Les contrats à terme en question

Un contrat à terme constitue un engagement d’acheter ou de vendre des céréales par exemple à un prix fixé dès aujourd’hui mais pour une livraison et un règlement à une date future (ndlr).  

Les contrats à terme sont devenus un des canaux privilégiés par de grandes sociétés internationales de négoce et des institutions financières pour générer une plus-value. Ils sont utilisés depuis toujours par les acteurs pour se protéger contre une volatilité des cours en négociant une quantité, un prix d’achat ou de vente et une date à laquelle la marchandise sera livrée.

Car plus le nombre de contrats à terme augmente, plus la crainte d’un manque de matières premières disponibles s’intensifie, entraînant par ricochet une hausse des prix.

« Cette course est amplifiée par les opérations de trading haute fréquence, avec un enchaînement des achats et des ventes à la nano-seconde difficilement traçables, et qui permet d’accroître les volumes concernés », explique Anabelle Couleau, spécialiste des marchés à terme agricoles à l’université Eafit de Medellín, en Colombie, lors de la table ronde organisée par le CCFD-Terre Solidaire, le 5 octobre sur l’impact de la spéculation financière sur la crise des prix alimentaires.

Une exigence de transparence

« Reste que si toutes ces informations convergent, le manque de transparence sur ces marchés ne permet pas de connaître la part réelle de la spéculation dans la hausse des prix. Nous manquons encore de recul », souligne Steve Suppan, analyste à l’IATP (Institute for Agriculture et Trade Policy), présent aussi lors de la table ronde. Une opacité qui concerne également la réalité des stocks. Seuls les stocks publics sont connus même si certains États traînent des pieds mais peu d’informations sont disponibles sur les stocks privés détenus par une poignée d’acteurs (Dreyfus, Cargill…) qui représentent 80 % des volumes disponibles, selon Olivier de Schutter.
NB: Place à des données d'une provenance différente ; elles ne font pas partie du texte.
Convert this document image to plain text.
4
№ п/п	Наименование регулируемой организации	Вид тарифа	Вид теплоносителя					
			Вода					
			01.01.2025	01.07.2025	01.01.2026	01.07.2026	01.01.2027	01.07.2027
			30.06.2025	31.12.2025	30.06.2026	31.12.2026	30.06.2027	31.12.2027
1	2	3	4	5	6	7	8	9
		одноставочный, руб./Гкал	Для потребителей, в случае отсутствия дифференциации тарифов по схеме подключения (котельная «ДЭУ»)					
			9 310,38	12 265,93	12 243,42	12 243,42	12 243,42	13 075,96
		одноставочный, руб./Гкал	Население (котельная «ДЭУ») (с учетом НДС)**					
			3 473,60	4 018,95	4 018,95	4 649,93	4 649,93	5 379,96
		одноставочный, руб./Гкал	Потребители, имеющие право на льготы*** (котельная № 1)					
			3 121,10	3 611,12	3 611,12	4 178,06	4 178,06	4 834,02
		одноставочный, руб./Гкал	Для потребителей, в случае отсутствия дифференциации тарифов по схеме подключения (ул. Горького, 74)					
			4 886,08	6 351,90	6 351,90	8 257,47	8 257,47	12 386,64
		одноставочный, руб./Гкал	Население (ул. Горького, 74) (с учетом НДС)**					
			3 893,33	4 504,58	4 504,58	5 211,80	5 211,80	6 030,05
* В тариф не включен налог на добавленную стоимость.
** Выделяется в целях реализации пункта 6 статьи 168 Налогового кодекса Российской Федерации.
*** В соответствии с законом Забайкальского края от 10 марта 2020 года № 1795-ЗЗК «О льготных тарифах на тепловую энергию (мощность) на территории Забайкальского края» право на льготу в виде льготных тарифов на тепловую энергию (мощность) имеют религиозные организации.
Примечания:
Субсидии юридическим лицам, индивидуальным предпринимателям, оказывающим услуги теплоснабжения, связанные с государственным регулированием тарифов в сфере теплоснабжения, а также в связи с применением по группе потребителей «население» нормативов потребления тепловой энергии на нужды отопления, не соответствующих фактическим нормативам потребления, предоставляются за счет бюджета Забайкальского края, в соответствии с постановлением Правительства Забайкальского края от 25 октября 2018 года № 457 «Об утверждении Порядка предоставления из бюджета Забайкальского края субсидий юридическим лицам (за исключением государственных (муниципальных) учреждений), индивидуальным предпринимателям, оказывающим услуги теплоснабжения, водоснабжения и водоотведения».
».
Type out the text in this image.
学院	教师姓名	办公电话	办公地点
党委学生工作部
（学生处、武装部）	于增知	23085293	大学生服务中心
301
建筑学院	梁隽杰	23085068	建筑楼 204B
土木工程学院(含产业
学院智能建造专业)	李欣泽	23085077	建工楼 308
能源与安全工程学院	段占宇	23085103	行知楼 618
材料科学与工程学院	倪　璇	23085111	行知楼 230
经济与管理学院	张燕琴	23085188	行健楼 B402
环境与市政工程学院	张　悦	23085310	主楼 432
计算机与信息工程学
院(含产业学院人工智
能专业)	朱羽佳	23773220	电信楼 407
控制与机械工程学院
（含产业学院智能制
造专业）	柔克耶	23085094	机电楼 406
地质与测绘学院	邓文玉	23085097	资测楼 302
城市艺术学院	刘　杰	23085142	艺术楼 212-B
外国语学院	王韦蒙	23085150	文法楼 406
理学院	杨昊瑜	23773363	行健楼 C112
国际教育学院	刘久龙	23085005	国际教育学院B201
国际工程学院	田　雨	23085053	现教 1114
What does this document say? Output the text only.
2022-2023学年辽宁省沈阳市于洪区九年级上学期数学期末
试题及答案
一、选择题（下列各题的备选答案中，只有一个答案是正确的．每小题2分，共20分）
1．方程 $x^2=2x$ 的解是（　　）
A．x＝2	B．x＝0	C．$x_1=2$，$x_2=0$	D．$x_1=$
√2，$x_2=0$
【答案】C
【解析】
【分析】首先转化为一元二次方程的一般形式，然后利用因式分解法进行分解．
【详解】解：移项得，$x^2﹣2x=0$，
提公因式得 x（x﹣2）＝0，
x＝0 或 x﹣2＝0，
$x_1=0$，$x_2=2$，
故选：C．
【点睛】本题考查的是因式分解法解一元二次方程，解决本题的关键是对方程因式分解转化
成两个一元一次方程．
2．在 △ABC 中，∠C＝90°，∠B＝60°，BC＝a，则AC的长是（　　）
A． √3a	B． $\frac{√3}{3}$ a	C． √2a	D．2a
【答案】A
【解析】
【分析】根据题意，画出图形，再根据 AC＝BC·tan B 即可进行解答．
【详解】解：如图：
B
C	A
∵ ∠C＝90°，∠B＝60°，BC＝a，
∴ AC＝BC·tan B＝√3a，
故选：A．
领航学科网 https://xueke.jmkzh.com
Cette omerta est d’autant plus problématique que, d’après le rapporteur spécial de l’ONU, les réserves du PAM (Programme alimentaire mondial), lui aussi confronté à la hausse de 50 % du prix des denrées, ne permettent pas de leur venir en aide. « Pendant ce temps, les populations sont soit en train de mourir, soit se déplacent. Et quand les personnes migrent, les cheptels dépérissent, les cultures ne sont plus plantées, et donc on n’a plus de récoltes pour l’année suivante. C’est un cycle de dépendance à l’égard de l’aide alimentaire qui s’enclenche et qu’il est difficile ensuite de briser », prévient-il.

Nécessaire de réguler davantage

Des propos qui recoupent ceux de la société civile, à l’image du CCFD-Terre Solidaire, exigeant une plus grande régulation des marchés agricoles et l’interdiction de la spéculation afin de « nourrir les gens, pas les profits ». « Ce n’est pas aux marchés de décider de ce qu’il y a dans nos assiettes ! » lance Sena Adessou, secrétaire général d’Inades-Formation, une ONG africaine présente dans 10 pays du continent.

Laurence Estival

(1) IPES Food : Ce think-tank regroupe des experts indépendants sur les systèmes alimentaires durables.